Last August I asked a question: "What if Keynesian stimulus works, but no one can ever actually afford to do it, short of something like World War II, where the government can tap into a patriotic outpouring of national savings by issuing bonds with negative real yields."
When people like Paul Krugman say that almost $900 billion in stimulus didn't work because it wasn't big enough, you have to wonder if an adequate Keynesian stimulus is even possible. Could any government anywhere borrow 15 percent of GDP or more to spend on temporary measures with the blessing of their citizens? For that matter, would the markets lend the money without ratcheting up interest rates? Can an extra 15 percent of GDP be spent without showing sharply diminishing returns—meaning that you'd need even more spending to generate the effects you want? Today Alex Tabarrok looks at the history and concludes that even if Keynesian economics works in theory, Keynesian politics fails in practice—at least in a Democracy:
Let's accept for the sake of argument the truth of Keynesian economics. It is now clear that Keynesian politics has failed. But don't take my word for it. Here's Paul Krugman on the great abdication:
...without saying so explicitly, the Obama administration has accepted the Republican claim that stimulus failed, and should never be tried again.

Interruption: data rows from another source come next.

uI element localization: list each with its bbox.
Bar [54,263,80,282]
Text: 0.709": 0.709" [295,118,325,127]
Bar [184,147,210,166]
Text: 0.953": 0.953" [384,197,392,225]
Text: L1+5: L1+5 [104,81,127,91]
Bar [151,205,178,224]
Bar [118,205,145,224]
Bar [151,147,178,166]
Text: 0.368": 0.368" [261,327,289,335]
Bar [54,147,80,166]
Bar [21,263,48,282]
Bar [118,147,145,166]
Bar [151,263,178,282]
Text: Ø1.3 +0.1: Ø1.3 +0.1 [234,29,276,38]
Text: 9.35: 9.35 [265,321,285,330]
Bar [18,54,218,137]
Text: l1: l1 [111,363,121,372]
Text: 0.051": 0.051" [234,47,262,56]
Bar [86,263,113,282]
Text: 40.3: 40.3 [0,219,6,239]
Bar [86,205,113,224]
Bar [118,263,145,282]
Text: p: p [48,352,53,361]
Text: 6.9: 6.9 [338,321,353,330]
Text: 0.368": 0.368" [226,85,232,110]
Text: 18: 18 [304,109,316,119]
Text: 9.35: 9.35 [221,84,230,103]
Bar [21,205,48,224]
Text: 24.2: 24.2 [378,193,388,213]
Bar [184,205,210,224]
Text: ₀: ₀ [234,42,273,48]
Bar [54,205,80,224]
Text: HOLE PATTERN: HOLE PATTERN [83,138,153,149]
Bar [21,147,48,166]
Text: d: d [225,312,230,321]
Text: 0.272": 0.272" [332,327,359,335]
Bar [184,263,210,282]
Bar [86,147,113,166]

What's extraordinary about all this is that stimulus can't have failed, because it never happened. Once you take state and local cutbacks into account, there was no surge of government spending.
If that sounds familiar let's remember that by their own admission Keynesian's believe that Keynesian politics also failed during the Great Depression. Again, Paul Krugman on the New Deal:
...you might say that the incomplete recovery shows that "pump-priming", Keynesian fiscal policy doesn't work. Except that the New Deal didn't pursue Keynesian policies. (emphasis in original).
So we have had two major cases that massively favored Keynesian economics but Keynesian politics failed both times. Not that this should be surprising, Keynes himself told us that his theory was more suitable to totalitarian regimes:
The theory of aggregated production, which is the point of the following book, nevertheless can be much easier adapted to the conditions of a totalitarian state [eines totalen Staates] than the theory of production and distribution of a given production put forth under conditions of free competition and a large degree of laissez-faire.
This illustrates a challenge facing economists: should they advocate first best or second best policy? I once saw an exchange between a Bush treasury official and a prominent academic critic of TARP, etc. The official argued that the critics were putting forward "solutions" which had no hope of passing congress. The critic sharply rejoindered that it wasn't his job to suggest stupid things that politicians were willing to do; it was to tell them the right thing to do.
This is true—but at some level, there's no point in spending a lot of time designing policies which can't be enacted in any conceivable democratic polity. Especially if advocating those policies make it hard to advocate things that might work—either because the advocacy takes time away from thinking about feasible solutions, or because you alienate the people you are trying to influence.